Tuesday, February 26, 2008
All Apologies For A Lack Of A Creative Post With A Creative Title
And that's even worse. I think I've soiled any potential for readership. The boys of firejoemorgan.com are embarrassed. Tim McCarver, on the other hand, has just called: he wants his line back. And now Jerry Seinfeld's upset that I'm ripping him off. I can't win. There'll be no MacArthur award for me.

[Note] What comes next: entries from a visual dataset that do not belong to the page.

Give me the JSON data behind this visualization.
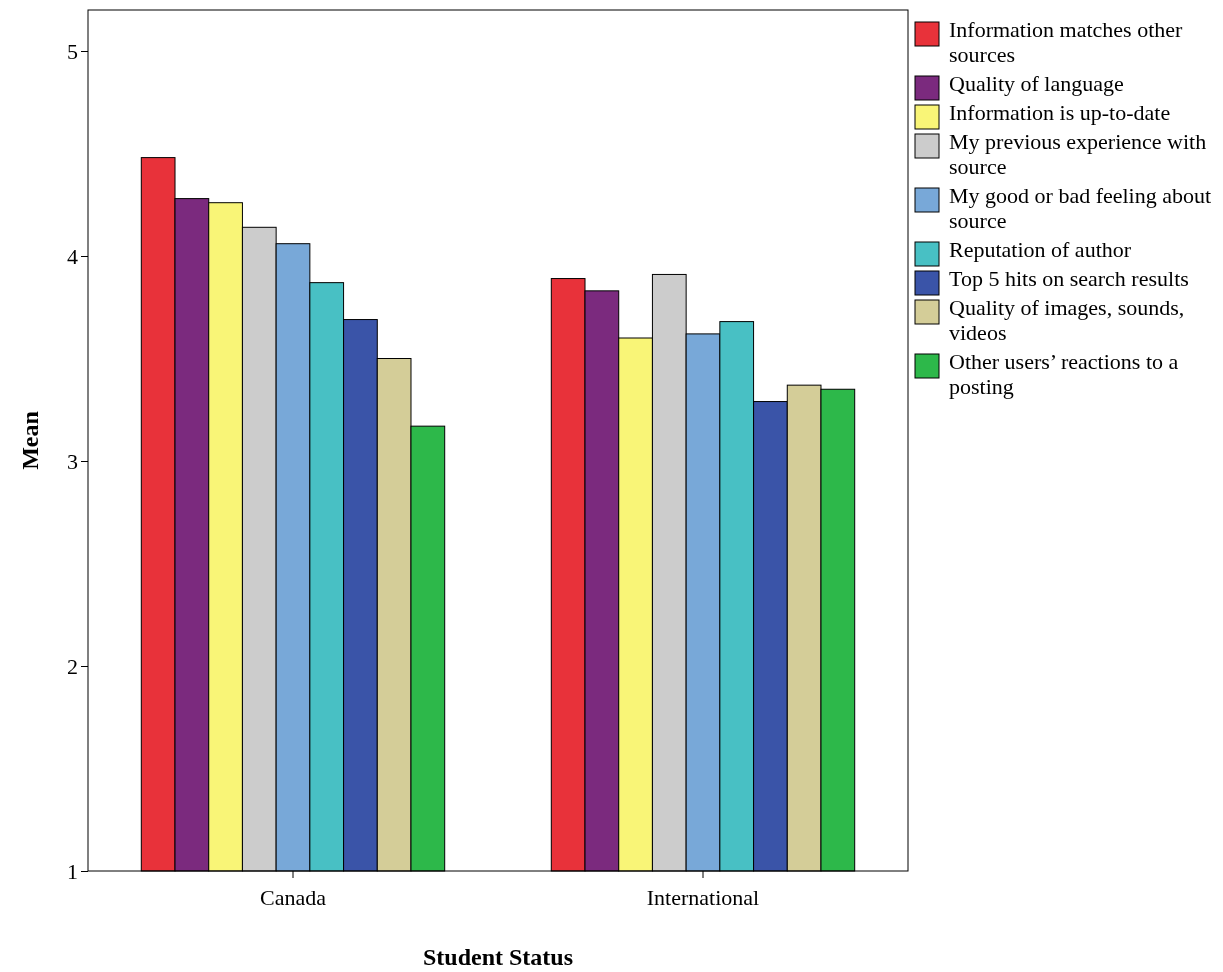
{
  "chart_data": {
    "type": "bar",
    "xlabel": "Student Status",
    "ylabel": "Mean",
    "categories": [
      "Canada",
      "International"
    ],
    "series": [
      {
        "name": "Information matches other sources",
        "color": "#e8323a",
        "values": [
          4.48,
          3.89
        ]
      },
      {
        "name": "Quality of language",
        "color": "#7b2a7e",
        "values": [
          4.28,
          3.83
        ]
      },
      {
        "name": "Information is up-to-date",
        "color": "#f9f577",
        "values": [
          4.26,
          3.6
        ]
      },
      {
        "name": "My previous experience with source",
        "color": "#cccccc",
        "values": [
          4.14,
          3.91
        ]
      },
      {
        "name": "My good or bad feeling about source",
        "color": "#78a8d8",
        "values": [
          4.06,
          3.62
        ]
      },
      {
        "name": "Reputation of author",
        "color": "#48c0c4",
        "values": [
          3.87,
          3.68
        ]
      },
      {
        "name": "Top 5 hits on search results",
        "color": "#3a54a8",
        "values": [
          3.69,
          3.29
        ]
      },
      {
        "name": "Quality of images, sounds, videos",
        "color": "#d4cd98",
        "values": [
          3.5,
          3.37
        ]
      },
      {
        "name": "Other users’ reactions to a posting",
        "color": "#2db84a",
        "values": [
          3.17,
          3.35
        ]
      }
    ],
    "ylim": [
      1,
      5.2
    ],
    "yticks": [
      1,
      2,
      3,
      4,
      5
    ],
    "grid": false,
    "legend": "right"
  }
}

But the facts are these: spring training's upon us. Try as I might, I can't state it any better, with any more poetry or import or creativity. It is what it is. Grown men working to get back into game shape. Playing poor excuses for games that cost way too much to attend (I tried to go to a game in Fort Myers when we go to Miami in three weeks: $60+/per ticket!). Perhaps it was because the Yawkey Way folks lentus all a very quiet and inexpensive offseason. Or that we've now won the World Series twice(!) in my lifetime.
Spring training is a welcome occurrence, despite however little it does to get me geared up for the season these days. But it remains a sign of the glory to come, however bad the games are, however fat the players are, however expensive the games get.
To the point: Yada, yada, yada. Baseball is back.